Throughout his medical career he served the Western Infirmary of Glasgow, passing through all grades of appointment from resident house physician upwards. He assisted James Finlayson, Lindsay Steven, Barclay Ness and T. K. Monro, with whom he was associated from 1913 until 1929 when he obtained his own wards. With Professor T. K. Monro he was senior lecturer in the practice of medicine at the University of Glasgow. He was the first physician to take an electrocardiogram in the Western Infirmary, where he founded the cardiographic department. In addition, he was consultant physician to the Kilmarnock Infirmary and to the Dumfries and Galloway Royal Infirmary, which he visited with meticulous regularity. His energies also enabled him to act as consultant physician at the Maternity Hospital, Bellshill, the Ralston Hospital, Paisley, the Ayr County Hospital and the Glasgow Eye Infirmary.
It is interesting to reflect that until 1920 Allan combined his academic, hospital and university work with general practice and it was only after that year that he was free to follow his ambition in consultant medicine. His kindness and integrity won him a great following amongst his colleagues who were quick to appreciate the unique qualities of his brilliant mind. He soon became a very busy consultant and a recognised leader in cardiology in the west of Scotland.
In spite of the pressure of his professional life, he was for many years joint editor of the Glasgow Medical Journal. He acted as local secretary for the Glasgow meeting of the British Medical Association in 1922 under the presidency of Sir William Macewen— there was a great mutual regard between the two men. He was president of the Glasgow and West of Scotland branch of the British Medical Association in 1925/6 and he served on a great many B.M.A, committees, including the council, from 1922 until 1932. He took pride in the honorary membership of the Royal Medico-Chirurgical Society.
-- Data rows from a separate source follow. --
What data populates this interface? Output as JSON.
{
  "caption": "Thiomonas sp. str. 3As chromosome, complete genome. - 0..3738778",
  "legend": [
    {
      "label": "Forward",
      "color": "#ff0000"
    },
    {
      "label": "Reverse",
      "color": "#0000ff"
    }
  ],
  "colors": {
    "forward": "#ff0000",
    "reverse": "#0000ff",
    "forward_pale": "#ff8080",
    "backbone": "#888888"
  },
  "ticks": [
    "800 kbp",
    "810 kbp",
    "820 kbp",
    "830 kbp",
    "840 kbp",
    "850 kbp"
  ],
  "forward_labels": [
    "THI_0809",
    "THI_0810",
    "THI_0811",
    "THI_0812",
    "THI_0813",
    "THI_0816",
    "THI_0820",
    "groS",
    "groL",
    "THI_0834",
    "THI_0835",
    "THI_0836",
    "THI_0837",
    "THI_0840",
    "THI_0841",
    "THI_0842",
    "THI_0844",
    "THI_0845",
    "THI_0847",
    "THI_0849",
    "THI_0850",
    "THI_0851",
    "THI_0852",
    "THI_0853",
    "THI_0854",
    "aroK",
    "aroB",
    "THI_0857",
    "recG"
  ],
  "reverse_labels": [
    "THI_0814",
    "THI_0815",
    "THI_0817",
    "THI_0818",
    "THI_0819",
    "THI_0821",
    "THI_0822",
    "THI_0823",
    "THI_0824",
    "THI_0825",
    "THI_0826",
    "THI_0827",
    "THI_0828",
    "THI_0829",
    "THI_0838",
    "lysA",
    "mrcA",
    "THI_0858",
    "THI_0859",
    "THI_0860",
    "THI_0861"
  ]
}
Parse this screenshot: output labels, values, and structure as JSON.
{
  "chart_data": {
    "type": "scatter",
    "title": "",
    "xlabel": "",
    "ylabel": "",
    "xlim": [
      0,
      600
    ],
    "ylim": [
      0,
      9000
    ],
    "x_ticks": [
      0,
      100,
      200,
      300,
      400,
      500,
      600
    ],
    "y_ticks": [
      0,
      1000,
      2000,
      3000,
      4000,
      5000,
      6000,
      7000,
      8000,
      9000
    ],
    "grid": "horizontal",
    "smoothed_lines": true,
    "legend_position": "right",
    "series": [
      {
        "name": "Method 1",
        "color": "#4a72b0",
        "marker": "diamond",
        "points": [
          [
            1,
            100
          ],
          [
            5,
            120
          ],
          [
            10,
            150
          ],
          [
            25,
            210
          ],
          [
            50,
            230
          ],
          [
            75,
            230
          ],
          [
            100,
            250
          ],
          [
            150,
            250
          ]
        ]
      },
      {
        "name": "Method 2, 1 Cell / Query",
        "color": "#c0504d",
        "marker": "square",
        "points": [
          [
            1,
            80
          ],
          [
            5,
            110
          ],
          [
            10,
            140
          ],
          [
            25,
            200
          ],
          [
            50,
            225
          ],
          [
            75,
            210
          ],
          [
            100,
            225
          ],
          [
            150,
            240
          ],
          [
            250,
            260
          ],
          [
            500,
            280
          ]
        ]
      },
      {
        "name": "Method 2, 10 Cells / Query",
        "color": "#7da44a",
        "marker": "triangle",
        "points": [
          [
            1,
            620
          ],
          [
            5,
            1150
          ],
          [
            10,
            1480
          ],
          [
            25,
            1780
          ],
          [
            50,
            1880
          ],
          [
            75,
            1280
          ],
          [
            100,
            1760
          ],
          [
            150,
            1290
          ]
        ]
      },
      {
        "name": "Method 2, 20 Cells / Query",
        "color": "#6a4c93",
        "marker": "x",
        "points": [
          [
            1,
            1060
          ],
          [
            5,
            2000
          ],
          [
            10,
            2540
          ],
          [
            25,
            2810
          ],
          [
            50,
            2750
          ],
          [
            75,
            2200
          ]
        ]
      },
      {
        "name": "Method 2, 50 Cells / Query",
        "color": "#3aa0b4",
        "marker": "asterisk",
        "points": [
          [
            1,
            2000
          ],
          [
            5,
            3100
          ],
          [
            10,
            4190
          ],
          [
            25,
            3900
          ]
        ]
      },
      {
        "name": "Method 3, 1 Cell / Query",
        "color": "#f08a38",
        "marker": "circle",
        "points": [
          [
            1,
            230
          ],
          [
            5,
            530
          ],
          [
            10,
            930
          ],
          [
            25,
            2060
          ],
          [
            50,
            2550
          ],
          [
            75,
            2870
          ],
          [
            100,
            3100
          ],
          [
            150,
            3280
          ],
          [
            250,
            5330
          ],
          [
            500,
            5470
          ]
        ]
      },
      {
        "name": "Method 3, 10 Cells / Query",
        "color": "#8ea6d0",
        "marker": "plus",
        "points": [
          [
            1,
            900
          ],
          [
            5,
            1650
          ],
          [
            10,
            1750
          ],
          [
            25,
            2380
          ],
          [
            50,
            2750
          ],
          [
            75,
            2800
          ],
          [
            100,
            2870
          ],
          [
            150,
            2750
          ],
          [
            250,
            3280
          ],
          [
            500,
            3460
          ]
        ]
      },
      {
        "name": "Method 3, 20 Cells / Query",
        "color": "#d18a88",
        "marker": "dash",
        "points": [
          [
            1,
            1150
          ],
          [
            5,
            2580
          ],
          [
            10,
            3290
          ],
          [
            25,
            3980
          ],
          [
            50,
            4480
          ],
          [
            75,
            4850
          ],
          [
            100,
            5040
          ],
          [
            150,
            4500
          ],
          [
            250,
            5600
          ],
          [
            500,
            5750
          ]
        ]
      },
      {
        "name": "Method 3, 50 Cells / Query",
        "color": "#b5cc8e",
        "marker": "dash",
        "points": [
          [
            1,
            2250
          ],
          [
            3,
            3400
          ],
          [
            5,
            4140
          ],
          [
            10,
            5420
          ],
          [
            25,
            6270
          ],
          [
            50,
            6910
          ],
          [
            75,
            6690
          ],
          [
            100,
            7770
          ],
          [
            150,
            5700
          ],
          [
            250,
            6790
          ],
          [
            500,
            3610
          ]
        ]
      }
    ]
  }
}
George Allan served on the council of the Association of Physicians, but the society which gave him greatest pleasure was the British Cardiac Society. He derived great satisfaction from having been one of the early members of the original Cardiac Club.
No less than forty-seven papers and addresses, twelve of them on rheumatic heart disease, testify to George Allan’s industry. Those who heard him never forgot the eager zest of his teaching, and those who were privileged to see him at work, whether at the bedside or on a committee, realised that they were in the presence of a mind of unique clarity and rapier-like alertness and decision. Yet the man was modest almost to a fault, shy, retiring and devoted to the simple pleasures of home life. While he enjoyed photography and had a mild interest in fishing, his professional work absorbed all his energies.
His character was one of inflexible honesty and his assistants experienced his devastating ability to brush aside unessentials; yet this man of brilliant intellect was also one of unfailing kindness, most considerate of his colleagues, and extremely gentle with his patients. In 1920 he married Jenny Wyllie Scotland. They had two daughters and one son, presumed killed in action as a captain in the R.A.M.C, while a prisoner of the Japanese in 1944.
Richard R Trail
[Brit.med.J., 1950, 2, 1121; Glasg. med. J., 1950, 31, 422-3; Lancet, 1950, 2, 543-4.]